Once they arrive at their snowy cabin, a mysterious older man shows up to narrate the film's backstory, as mysterious older men are wont to do. It seems that during World War II (the last really decent war with Roman numerals), a squad of Nazis occupied a nearby village. As the Russians advanced, the Nazis stole all the local gold, and then, I don't know, turned into zombies or something. So watch out: Nazi zombies.

Of course, forewarned about the presence of flesh-eating, gold-mongering, anti-Semitic undead, the characters nonetheless do the sorts of things that young people do, like play Twister and experience underpants-feelings of lust. Then they give out plot points in dialogue, which is helpful of them. Like, one of them says he's going to tell a joke featuring poop, semen and urine. And then the camera cuts away to the outhouse, where the movie nerd is pooping and urinating, and before he can rise from the toilet, the slutty girl mounts him, leading, one assumes, to the expulsion of semen. Although, later, heads will be split open, and eyes will be gouged out, this toilet-sex scene is the only really offensive part of the film. Not because two people are expressing their human sexuality in the most beautiful way possible (boinking on a toilet seat), but because the young lady, not realizing that the young man has just wiped his ass and has not yet washed his hands, puts his finger in her mouth. That's supposed to be funny, but there's nothing funny about poor hygiene. Of course, since both characters in that scene broke the cardinal rule of post-Halloween horror movies and had sex on camera, they're sure to be punished for their lack of attention to safe finger-licking practices.

After that, the movie is all about the violence and the head-splitting and the removing, unspooling and creative use of intestines. But the violence is played for laughs, with plenty of references to Evil Dead. This is the biggest Evil Dead rip-off since Evil Dead 2. They even cop the scene in which Ash cuts his own hand off, and there is a lot of chainsaw-chopping of dead people who are, in fact evil, thus: evil dead.
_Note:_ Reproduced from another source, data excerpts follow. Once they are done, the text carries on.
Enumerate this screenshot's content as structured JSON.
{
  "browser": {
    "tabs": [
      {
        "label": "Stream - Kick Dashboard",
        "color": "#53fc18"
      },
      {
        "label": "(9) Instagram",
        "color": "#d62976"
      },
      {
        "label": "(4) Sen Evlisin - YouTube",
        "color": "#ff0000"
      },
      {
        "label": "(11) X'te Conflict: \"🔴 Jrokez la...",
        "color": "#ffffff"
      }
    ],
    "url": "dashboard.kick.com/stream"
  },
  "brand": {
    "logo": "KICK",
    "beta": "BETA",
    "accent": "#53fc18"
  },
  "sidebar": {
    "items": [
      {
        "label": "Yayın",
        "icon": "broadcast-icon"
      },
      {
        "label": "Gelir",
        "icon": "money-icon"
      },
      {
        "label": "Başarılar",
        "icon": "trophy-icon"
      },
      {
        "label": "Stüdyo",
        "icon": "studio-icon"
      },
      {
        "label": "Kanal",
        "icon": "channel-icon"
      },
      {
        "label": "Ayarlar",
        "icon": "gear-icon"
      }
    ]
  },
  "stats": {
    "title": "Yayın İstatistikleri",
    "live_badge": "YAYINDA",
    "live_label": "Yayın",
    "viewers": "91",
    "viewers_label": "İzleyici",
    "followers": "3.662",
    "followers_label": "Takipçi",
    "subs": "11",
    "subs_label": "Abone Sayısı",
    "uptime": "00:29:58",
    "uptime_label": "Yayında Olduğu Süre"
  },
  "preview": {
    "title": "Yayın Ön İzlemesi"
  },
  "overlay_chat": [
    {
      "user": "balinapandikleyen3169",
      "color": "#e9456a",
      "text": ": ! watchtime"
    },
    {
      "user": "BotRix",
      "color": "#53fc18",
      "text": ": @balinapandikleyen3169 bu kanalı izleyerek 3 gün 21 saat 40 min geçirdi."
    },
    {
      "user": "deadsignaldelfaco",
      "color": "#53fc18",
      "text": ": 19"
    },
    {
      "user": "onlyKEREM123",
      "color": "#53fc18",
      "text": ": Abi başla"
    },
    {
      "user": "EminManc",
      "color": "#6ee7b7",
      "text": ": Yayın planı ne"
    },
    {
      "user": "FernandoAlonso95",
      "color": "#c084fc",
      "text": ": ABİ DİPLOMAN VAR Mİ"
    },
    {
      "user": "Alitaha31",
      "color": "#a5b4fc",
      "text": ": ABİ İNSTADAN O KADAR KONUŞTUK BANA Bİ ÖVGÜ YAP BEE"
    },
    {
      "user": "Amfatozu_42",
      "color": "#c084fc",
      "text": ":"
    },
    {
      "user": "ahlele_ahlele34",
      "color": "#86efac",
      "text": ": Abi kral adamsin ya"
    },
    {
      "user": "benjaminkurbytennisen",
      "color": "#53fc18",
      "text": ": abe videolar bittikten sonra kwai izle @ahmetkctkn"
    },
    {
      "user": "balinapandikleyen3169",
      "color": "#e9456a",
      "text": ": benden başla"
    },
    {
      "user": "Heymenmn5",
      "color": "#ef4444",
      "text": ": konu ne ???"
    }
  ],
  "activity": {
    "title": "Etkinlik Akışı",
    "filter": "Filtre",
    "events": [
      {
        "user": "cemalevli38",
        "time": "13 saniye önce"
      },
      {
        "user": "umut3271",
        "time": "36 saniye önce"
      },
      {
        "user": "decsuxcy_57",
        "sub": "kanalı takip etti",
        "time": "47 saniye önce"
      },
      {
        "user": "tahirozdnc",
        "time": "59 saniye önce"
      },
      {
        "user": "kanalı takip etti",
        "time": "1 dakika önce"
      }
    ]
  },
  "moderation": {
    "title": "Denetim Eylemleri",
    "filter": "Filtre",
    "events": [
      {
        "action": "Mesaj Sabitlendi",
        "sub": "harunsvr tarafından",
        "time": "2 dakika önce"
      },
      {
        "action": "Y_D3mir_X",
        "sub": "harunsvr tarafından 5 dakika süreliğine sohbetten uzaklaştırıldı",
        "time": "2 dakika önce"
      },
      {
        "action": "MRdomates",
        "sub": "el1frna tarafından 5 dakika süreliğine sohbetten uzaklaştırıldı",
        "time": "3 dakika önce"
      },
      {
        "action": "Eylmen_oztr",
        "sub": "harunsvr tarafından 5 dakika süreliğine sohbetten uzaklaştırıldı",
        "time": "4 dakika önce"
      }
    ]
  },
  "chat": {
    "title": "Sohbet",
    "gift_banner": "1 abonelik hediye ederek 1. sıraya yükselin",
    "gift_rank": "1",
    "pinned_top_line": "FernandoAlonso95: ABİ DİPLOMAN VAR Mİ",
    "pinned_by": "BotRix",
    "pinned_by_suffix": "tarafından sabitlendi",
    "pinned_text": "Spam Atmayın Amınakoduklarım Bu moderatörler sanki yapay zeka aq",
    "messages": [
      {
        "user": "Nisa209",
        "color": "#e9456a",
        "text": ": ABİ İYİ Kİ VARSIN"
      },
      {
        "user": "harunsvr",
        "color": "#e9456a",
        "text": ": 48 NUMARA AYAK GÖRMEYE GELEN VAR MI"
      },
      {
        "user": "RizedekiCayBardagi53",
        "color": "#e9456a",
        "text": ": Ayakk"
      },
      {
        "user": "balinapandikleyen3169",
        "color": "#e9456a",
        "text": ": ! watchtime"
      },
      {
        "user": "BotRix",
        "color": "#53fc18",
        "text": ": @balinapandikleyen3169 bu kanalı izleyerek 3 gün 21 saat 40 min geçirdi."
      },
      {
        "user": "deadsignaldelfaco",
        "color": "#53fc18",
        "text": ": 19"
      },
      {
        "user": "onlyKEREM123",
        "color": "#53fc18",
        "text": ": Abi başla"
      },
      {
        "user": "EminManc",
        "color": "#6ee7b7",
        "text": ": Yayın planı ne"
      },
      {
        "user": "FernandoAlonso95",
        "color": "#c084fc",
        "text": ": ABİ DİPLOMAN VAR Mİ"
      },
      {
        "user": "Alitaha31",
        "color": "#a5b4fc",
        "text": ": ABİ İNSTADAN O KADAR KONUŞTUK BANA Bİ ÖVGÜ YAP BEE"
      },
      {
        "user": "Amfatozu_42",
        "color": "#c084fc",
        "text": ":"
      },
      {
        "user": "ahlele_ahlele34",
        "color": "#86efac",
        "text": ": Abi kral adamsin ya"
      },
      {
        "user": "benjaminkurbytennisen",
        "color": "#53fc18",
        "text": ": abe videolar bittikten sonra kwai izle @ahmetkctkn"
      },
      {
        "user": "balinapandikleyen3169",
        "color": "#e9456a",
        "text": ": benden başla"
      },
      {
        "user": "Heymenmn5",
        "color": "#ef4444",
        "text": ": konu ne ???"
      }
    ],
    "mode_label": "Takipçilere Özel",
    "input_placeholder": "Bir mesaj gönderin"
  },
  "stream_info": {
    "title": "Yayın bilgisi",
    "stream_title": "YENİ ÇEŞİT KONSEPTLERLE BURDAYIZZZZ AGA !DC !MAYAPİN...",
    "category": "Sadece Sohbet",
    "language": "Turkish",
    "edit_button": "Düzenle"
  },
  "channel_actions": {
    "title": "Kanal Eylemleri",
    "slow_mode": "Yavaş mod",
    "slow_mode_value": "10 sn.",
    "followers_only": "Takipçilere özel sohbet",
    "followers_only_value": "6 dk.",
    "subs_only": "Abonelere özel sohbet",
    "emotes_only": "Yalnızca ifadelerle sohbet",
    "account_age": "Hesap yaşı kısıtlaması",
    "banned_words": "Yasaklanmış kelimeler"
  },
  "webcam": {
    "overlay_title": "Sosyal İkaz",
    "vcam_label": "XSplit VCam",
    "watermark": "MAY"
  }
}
It's in the violence that the film becomes somewhat entertaining. The buildup, even though it's self-consciously derivative, isn't interestingly derivative. But once you've got a bunch of skiers, a snowmobile and dead Nazis all going at it in a winter wonderland, things are almost guaranteed to go well. Just think of how many ways you can kill someone with a snowmobile, and then put a swastika on it, and you have the formula for an amusing half-hour or so. Of course, Dead Snow is 91 minutes long, so that's not quite enough to redeem it. But if you want to listen to a Norwegian-metal soundtrack while looking at gorgeously photographed, snow-capped, blood-spattered mountains, Dead Snow is your only option this time of year, unless you want to travel to the Andes and kill goats while accompanied by the members of Borknagar and Darkthrone, which, trust me, you don't.

Dead Snow is not showing in any theaters in the area.